Die Lebens- und Versorgungssituation von Familien mit chronisch kranken und behinderten Kindern in Deutschland

1. Hintrgrund
Die familienorientierte Selbsthilfe steht bereits seit Jahren im Fokus der Arbeit von Kindernetzwerk e.V.. Meist geht es dabei primär um die Betroffenen selbst - also um die Bedürfnisse des Kindes oder des jungen Menschen an sich.
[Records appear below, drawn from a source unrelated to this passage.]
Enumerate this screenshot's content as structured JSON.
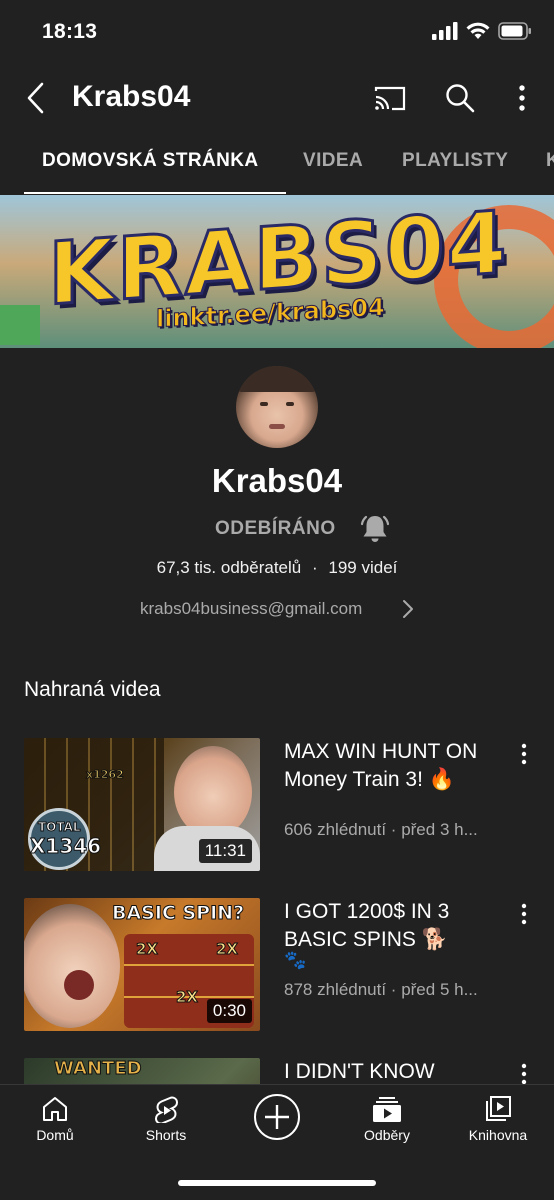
{
  "status": {
    "time": "18:13"
  },
  "header": {
    "title": "Krabs04"
  },
  "tabs": [
    {
      "label": "DOMOVSKÁ STRÁNKA",
      "active": true
    },
    {
      "label": "VIDEA",
      "active": false
    },
    {
      "label": "PLAYLISTY",
      "active": false
    },
    {
      "label": "K",
      "active": false
    }
  ],
  "banner": {
    "title": "KRABS04",
    "link": "linktr.ee/krabs04"
  },
  "channel": {
    "name": "Krabs04",
    "subscribe_label": "ODEBÍRÁNO",
    "subscribers": "67,3 tis. odběratelů",
    "separator": "·",
    "videos_count": "199 videí",
    "email": "krabs04business@gmail.com"
  },
  "uploads": {
    "title": "Nahraná videa",
    "videos": [
      {
        "title": "MAX WIN HUNT ON Money Train 3! 🔥",
        "meta": "606 zhlédnutí · před 3 h...",
        "duration": "11:31",
        "thumb_texts": [
          "TOTAL",
          "X1346",
          "x1262"
        ]
      },
      {
        "title": "I GOT 1200$ IN 3 BASIC SPINS 🐕",
        "meta_icon": "🐾",
        "meta": "878 zhlédnutí · před 5 h...",
        "duration": "0:30",
        "thumb_texts": [
          "BASIC SPIN?",
          "2X"
        ]
      },
      {
        "title": "I DIDN'T KNOW",
        "thumb_texts": [
          "WANTED"
        ]
      }
    ]
  },
  "bottom_nav": [
    {
      "label": "Domů",
      "icon": "home-icon"
    },
    {
      "label": "Shorts",
      "icon": "shorts-icon"
    },
    {
      "label": "",
      "icon": "create-icon"
    },
    {
      "label": "Odběry",
      "icon": "subscriptions-icon"
    },
    {
      "label": "Knihovna",
      "icon": "library-icon"
    }
  ],
  "colors": {
    "background": "#212121",
    "text_secondary": "#aaaaaa",
    "tab_inactive": "#aaaaaa"
  }
}
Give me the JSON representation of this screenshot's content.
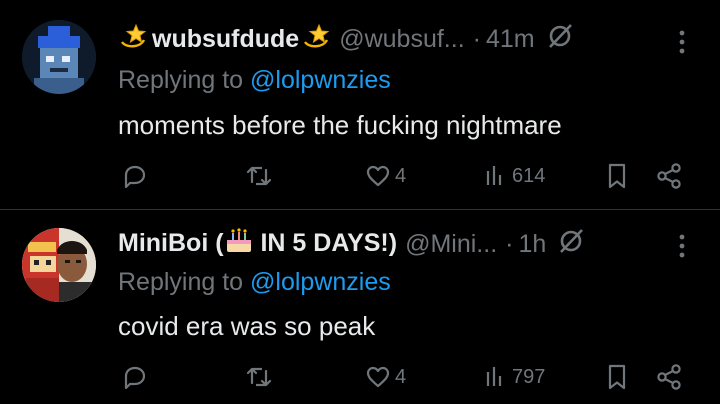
{
  "replies": [
    {
      "display_name": "wubsufdude",
      "name_emoji": "dizzy-star-icon",
      "handle": "@wubsuf...",
      "separator": "·",
      "time": "41m",
      "replying_prefix": "Replying to ",
      "replying_to": "@lolpwnzies",
      "text": "moments before the fucking nightmare",
      "likes": "4",
      "views": "614"
    },
    {
      "display_name_pre": "MiniBoi (",
      "name_emoji": "birthday-cake-icon",
      "display_name_post": " IN 5 DAYS!)",
      "handle": "@Mini...",
      "separator": "·",
      "time": "1h",
      "replying_prefix": "Replying to ",
      "replying_to": "@lolpwnzies",
      "text": "covid era was so peak",
      "likes": "4",
      "views": "797"
    }
  ],
  "colors": {
    "background": "#000000",
    "primary_text": "#e7e9ea",
    "secondary_text": "#71767b",
    "mention": "#1d9bf0",
    "divider": "#2f3336"
  }
}
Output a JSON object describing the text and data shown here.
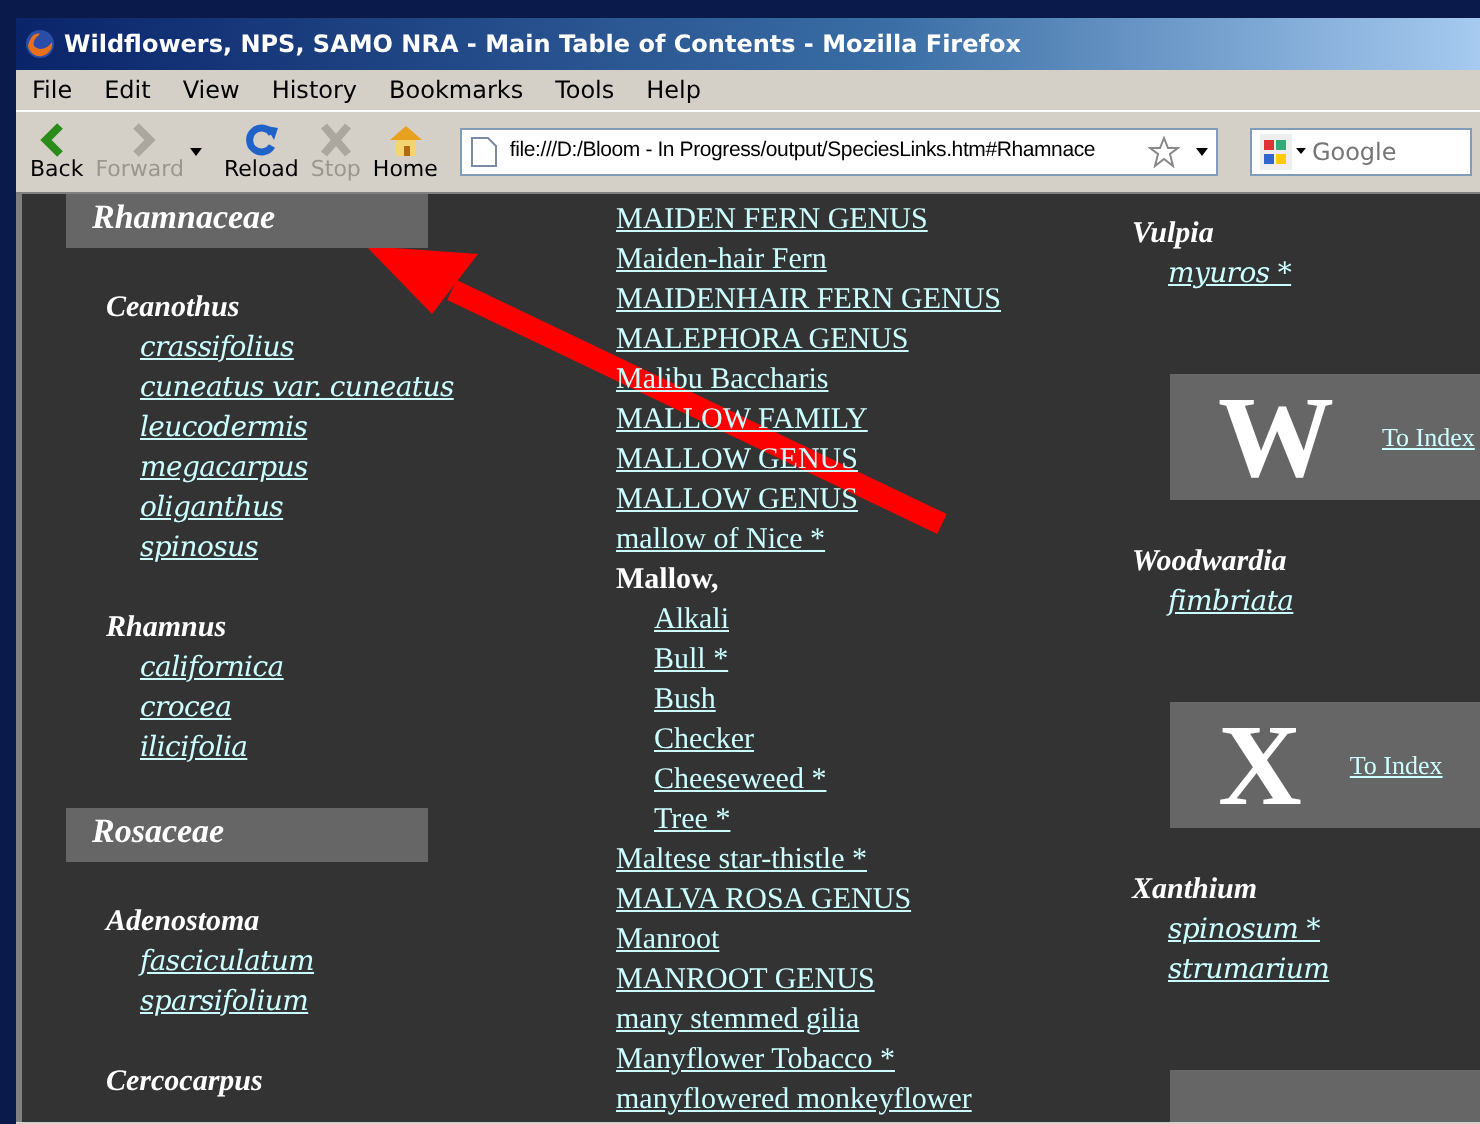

Die Eltern, die anderen Familienmitglieder, die näheren Angehörigen oder die Geschwister bleiben allerdings oft mit ihren Bedürfnissen außen vor und erhalten häufig nicht die Unterstützung, die auch sie im Alltag benötigen würden.

Genaue Daten zur Lebens- und Versorgungssituation von betroffenen Eltern gibt es allerdings kaum. Die letzte vom Kindernetzwerk durchgeführte bundesweite Erhebung "Familien mit chronisch kranken und pflegebedürftigen Kindern" liegt bereits 10 Jahre zurück. Dort wurde unter einer repräsentativen Auswahl von Mitgliedern der Mitgliedsorganisationen des Kindernetzwerks e.V. nicht nur untersucht, welche Bedürfnisse die Kinder selbst, sondern welche Bedürfnisse auch die Eltern oder weitere Angehörige wie die Geschwister in Bezug auf die Versorgung, die Pflege, die Information, die Finanzierung, das emotionale Befinden, Partnerbeziehungen und vielem mehr haben. Natürlich ist dabei auch die Rolle und Bedeutung der Selbsthilfe in diesem Kontext in maßgeblicher Weise abgefragt worden.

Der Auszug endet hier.